In 1887, they moved to Seattle, where he founded the Harry White & Co. real estate and brokerage firm, in which his younger brothers Will R. and George H. White joined him. His company invested heavily in Seattle, buying large swats of land and spending more on advertising than any other organization in Seattle.
 In July 1889, a month after the Great Seattle Fire that destroyed the entire central business district, he was elected a member of the city council from the First ward. He took great effort in the rebuilding of downtown, for which he was awarded a nomination and election as mayor in July 1890. When Washington became a state on November 11, 1889, Seattle adopted a new charter, and new elections were already held again on October 1, 1890. White was reelected for two years. However, under criticism for his management of public affairs, he resigned on November 30, 1891. The remaining months of his term were completed by fellow progressive Republican George Hall. Clarence B. Bagley wrote about him in his 1916 3-volume history of Seattle that, while in the year after his election "Gambling of every known variety flourished openly, as did harlotry and drunkenness, under the fostering eyes of the police", White had rebuilt Seattle "along modern, progressive lines" and that the "story of Seattle's advancement since 1889 without mention of Mr. White would be like the play of Hamlet without the appearance of the Danish prince".

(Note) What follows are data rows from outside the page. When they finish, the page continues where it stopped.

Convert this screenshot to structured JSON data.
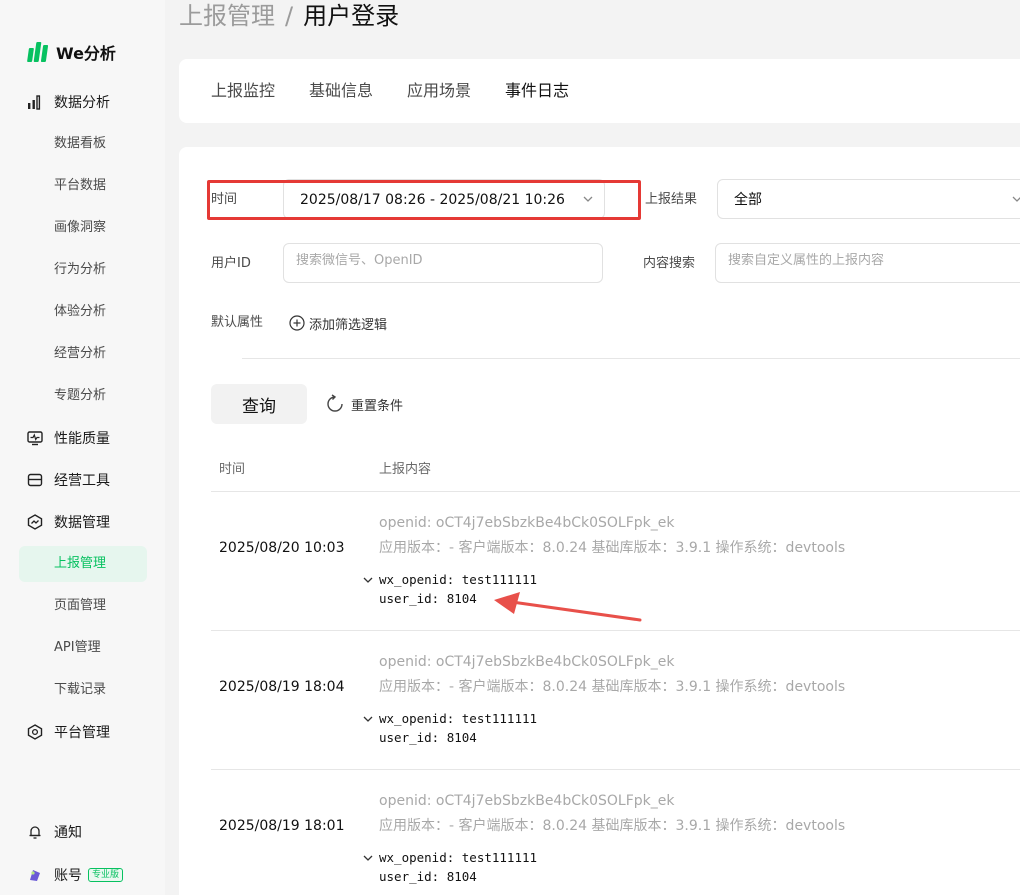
{
  "brand": {
    "name": "We分析",
    "color": "#07c160"
  },
  "sidebar": {
    "groups": [
      {
        "label": "数据分析",
        "icon": "bar-chart-icon"
      },
      {
        "label": "性能质量",
        "icon": "monitor-pulse-icon"
      },
      {
        "label": "经营工具",
        "icon": "storefront-icon"
      },
      {
        "label": "数据管理",
        "icon": "hexagon-chart-icon"
      },
      {
        "label": "平台管理",
        "icon": "hexagon-gear-icon"
      }
    ],
    "analysis_items": [
      "数据看板",
      "平台数据",
      "画像洞察",
      "行为分析",
      "体验分析",
      "经营分析",
      "专题分析"
    ],
    "data_items": [
      "上报管理",
      "页面管理",
      "API管理",
      "下载记录"
    ],
    "active_item": "上报管理",
    "notify_label": "通知",
    "account_label": "账号",
    "pro_badge": "专业版"
  },
  "breadcrumb": {
    "parent": "上报管理",
    "separator": "/",
    "current": "用户登录"
  },
  "tabs": [
    {
      "label": "上报监控",
      "active": false
    },
    {
      "label": "基础信息",
      "active": false
    },
    {
      "label": "应用场景",
      "active": false
    },
    {
      "label": "事件日志",
      "active": true
    }
  ],
  "filters": {
    "time_label": "时间",
    "time_value": "2025/08/17 08:26 - 2025/08/21 10:26",
    "result_label": "上报结果",
    "result_value": "全部",
    "userid_label": "用户ID",
    "userid_placeholder": "搜索微信号、OpenID",
    "content_label": "内容搜索",
    "content_placeholder": "搜索自定义属性的上报内容",
    "default_attr_label": "默认属性",
    "add_filter_label": "添加筛选逻辑",
    "highlight_color": "#e53935"
  },
  "actions": {
    "query": "查询",
    "reset": "重置条件"
  },
  "table": {
    "columns": [
      "时间",
      "上报内容"
    ],
    "rows": [
      {
        "time": "2025/08/20 10:03",
        "openid": "openid: oCT4j7ebSbzkBe4bCk0SOLFpk_ek",
        "meta": "应用版本：- 客户端版本：8.0.24 基础库版本：3.9.1 操作系统：devtools",
        "wx_openid": "wx_openid: test111111",
        "user_id": "user_id: 8104"
      },
      {
        "time": "2025/08/19 18:04",
        "openid": "openid: oCT4j7ebSbzkBe4bCk0SOLFpk_ek",
        "meta": "应用版本：- 客户端版本：8.0.24 基础库版本：3.9.1 操作系统：devtools",
        "wx_openid": "wx_openid: test111111",
        "user_id": "user_id: 8104"
      },
      {
        "time": "2025/08/19 18:01",
        "openid": "openid: oCT4j7ebSbzkBe4bCk0SOLFpk_ek",
        "meta": "应用版本：- 客户端版本：8.0.24 基础库版本：3.9.1 操作系统：devtools",
        "wx_openid": "wx_openid: test111111",
        "user_id": "user_id: 8104"
      }
    ]
  }
}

White left the public eye, but his investments, especially in Alaska, had made him a rich man. At the end of the century the Whites moved to Los Angeles, California, and before 1900, they had bought a house at 220 S. Bunker Hill Ave., where they lived until at least the 1930s. In the censuses White's profession is listed as "mining promoter" (1900) and "real estate brokerage" (1920,1930). He managed his investments through offices in Seattle and London. White died in 1940 at the age of 81 in Los Angeles.